知識蒸留(Knowledge Distillation)を活用したモバイル・組み込み向け軽量AIモデルの構築とは、大規模で高性能な教師モデルの学習済み知識を、より小型で演算負荷の低い生徒モデルに転移させることで、モバイルデバイスや組み込みシステムなどのリソース制約のある環境で動作可能なAIモデルを効率的に作成する技術です。具体的には、教師モデルの出力する「ソフトターゲット」(クラス確率分布など)を生徒モデルの学習目標として利用し、教師モデルの持つ汎化能力を生徒モデルに学習させます。これにより、親トピックである「画像認識の推論速度最適化」のような分野において、精度を大きく損なうことなく、推論速度の向上とモデルの軽量化を実現します。

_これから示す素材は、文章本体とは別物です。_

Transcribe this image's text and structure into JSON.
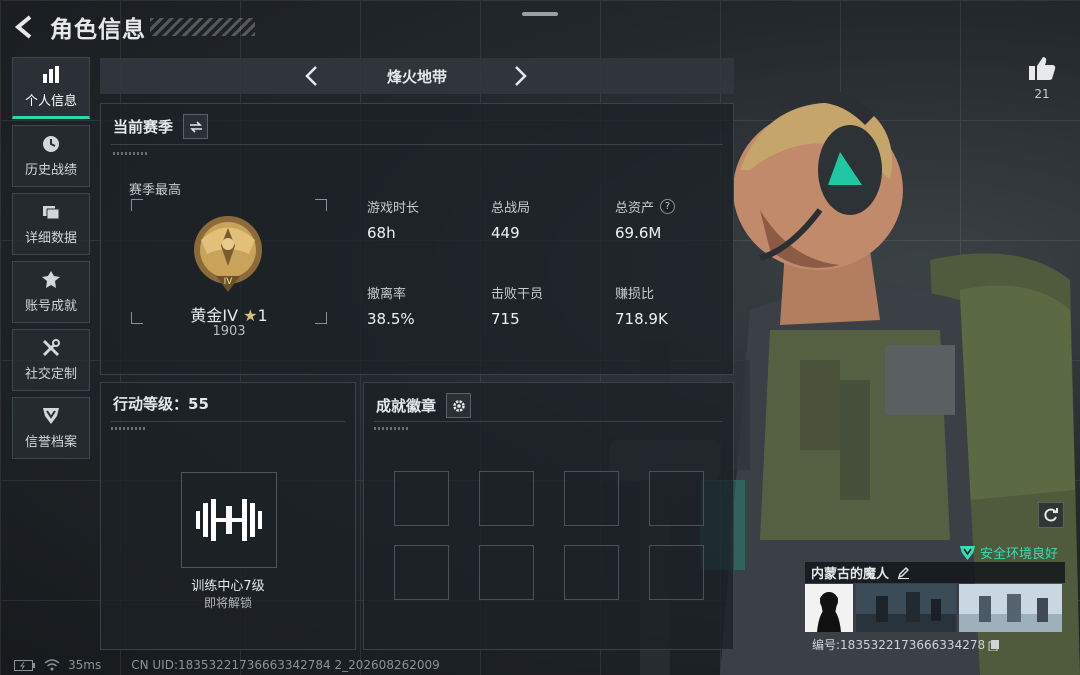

知識蒸留(Knowledge Distillation)を活用したモバイル・組み込み向け軽量AIモデルの構築とは、大規模で高性能な教師モデルの学習済み知識を、より小型で演算負荷の低い生徒モデルに転移させることで、モバイルデバイスや組み込みシステムなどのリソース制約のある環境で動作可能なAIモデルを効率的に作成する技術です。具体的には、教師モデルの出力する「ソフトターゲット」(クラス確率分布など)を生徒モデルの学習目標として利用し、教師モデルの持つ汎化能力を生徒モデルに学習させます。これにより、親トピックである「画像認識の推論速度最適化」のような分野において、精度を大きく損なうことなく、推論速度の向上とモデルの軽量化を実現します。